Department of Health management scientist Dr Abbey Potter said spring and summer are the peak seasons in the Southwest for mosquito activity and RRV infection in humans.

“The warmer weather, combined with the persistent water from winter precipitation and tidal activity, has created ideal conditions for mosquitoes in recent weeks,” she said.

“As families look forward to spending time outdoors during the next school holidays, many will be heading to the South West where mosquito numbers have increased.

“It is important to pack long-sleeved, repellent clothing that is effective for everyone in the family to avoid mosquito bites while you are away. “

Symptoms of RRV and BFV infection can last from a few weeks to several months and include painful and swollen joints, sore muscles, rash, fever, fatigue, and headache.

In rarer cases, prolonged symptoms of RRV have been reported to recur in the years following infection.

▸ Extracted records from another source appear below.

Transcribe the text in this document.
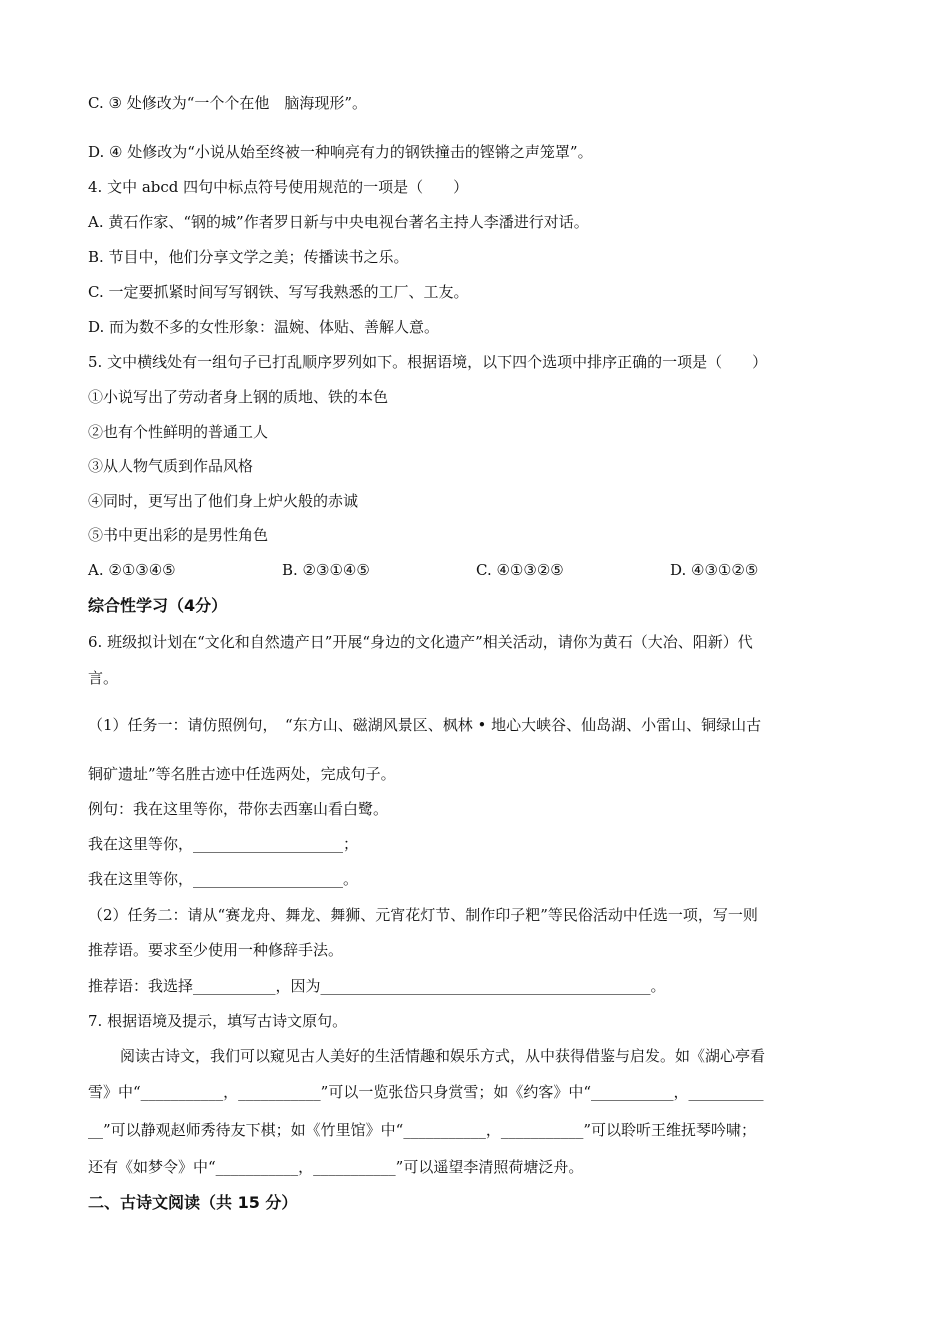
C. ③ 处修改为“一个个在他　脑海现形”。
D. ④ 处修改为“小说从始至终被一种响亮有力的钢铁撞击的铿锵之声笼罩”。
4. 文中 abcd 四句中标点符号使用规范的一项是（　　）
A. 黄石作家、“钢的城”作者罗日新与中央电视台著名主持人李潘进行对话。
B. 节目中，他们分享文学之美；传播读书之乐。
C. 一定要抓紧时间写写钢铁、写写我熟悉的工厂、工友。
D. 而为数不多的女性形象：温婉、体贴、善解人意。
5. 文中横线处有一组句子已打乱顺序罗列如下。根据语境，以下四个选项中排序正确的一项是（　　）
①小说写出了劳动者身上钢的质地、铁的本色
②也有个性鲜明的普通工人
③从人物气质到作品风格
④同时，更写出了他们身上炉火般的赤诚
⑤书中更出彩的是男性角色
A. ②①③④⑤	B. ②③①④⑤	C. ④①③②⑤	D. ④③①②⑤
综合性学习（4分）
6. 班级拟计划在“文化和自然遗产日”开展“身边的文化遗产”相关活动，请你为黄石（大冶、阳新）代
言。
（1）任务一：请仿照例句，　“东方山、磁湖风景区、枫林 • 地心大峡谷、仙岛湖、小雷山、铜绿山古
铜矿遗址”等名胜古迹中任选两处，完成句子。
例句：我在这里等你，带你去西塞山看白鹭。
我在这里等你，____________________；
我在这里等你，____________________。
（2）任务二：请从“赛龙舟、舞龙、舞狮、元宵花灯节、制作印子粑”等民俗活动中任选一项，写一则
推荐语。要求至少使用一种修辞手法。
推荐语：我选择___________，因为____________________________________________。
7. 根据语境及提示，填写古诗文原句。
阅读古诗文，我们可以窥见古人美好的生活情趣和娱乐方式，从中获得借鉴与启发。如《湖心亭看
雪》中“___________，___________”可以一览张岱只身赏雪；如《约客》中“___________，__________
__”可以静观赵师秀待友下棋；如《竹里馆》中“___________，___________”可以聆听王维抚琴吟啸；
还有《如梦令》中“___________，___________”可以遥望李清照荷塘泛舟。
二、古诗文阅读（共 15 分）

“Anyone with symptoms should see their doctor because the infection can only be diagnosed by a blood test,” said Dr Potter.

“There is currently no vaccine or specific treatment for RRV or BFV – the only way to prevent infection is to avoid being bitten by mosquitoes. “

The town of Mandurah is working with the Ministry of Health to manage mosquito populations.

“It is unrealistic to rely solely on mosquito management programs to control all mosquitoes,” said Dr Potter.

“While there is no need to change your travel plans, it is a timely reminder not to get complacent. “

Dr Potter said the following simple steps could protect you and your family:

  • avoid outdoor exposure, especially at dawn and dusk when mosquitoes are most active.

  • wear long, loose fitting, light-colored clothing when you are outdoors.

  • apply a personal repellant containing diethyltoluamide (DEET) or picaridin evenly to any exposed skin (always follow label directions).

  • ensure that infants and children are adequately protected from mosquito bites, preferably with appropriate clothing, mosquito nets or other forms of insect protection.

  • ensure that screens are installed and remain in good condition.

  • use mosquito nets or mosquito tents when camping or sleeping outside.

To reduce the potential for mosquitoes to breed around the home, residents should:

  • throw away any containers with water where mosquitoes like to breed.

  • fill ornamental ponds with fish.

  • Keep swimming pools well chlorinated, filtered and free of fallen leaves.

  • install mosquito covers on the ventilation pipes of septic tank and rainwater systems. Seal all spaces around the cover and make sure the leach drains are completely covered.

  • empty the drip trays of potted plants once a week.

  • empty, clean and fill your pet’s water bowl every day.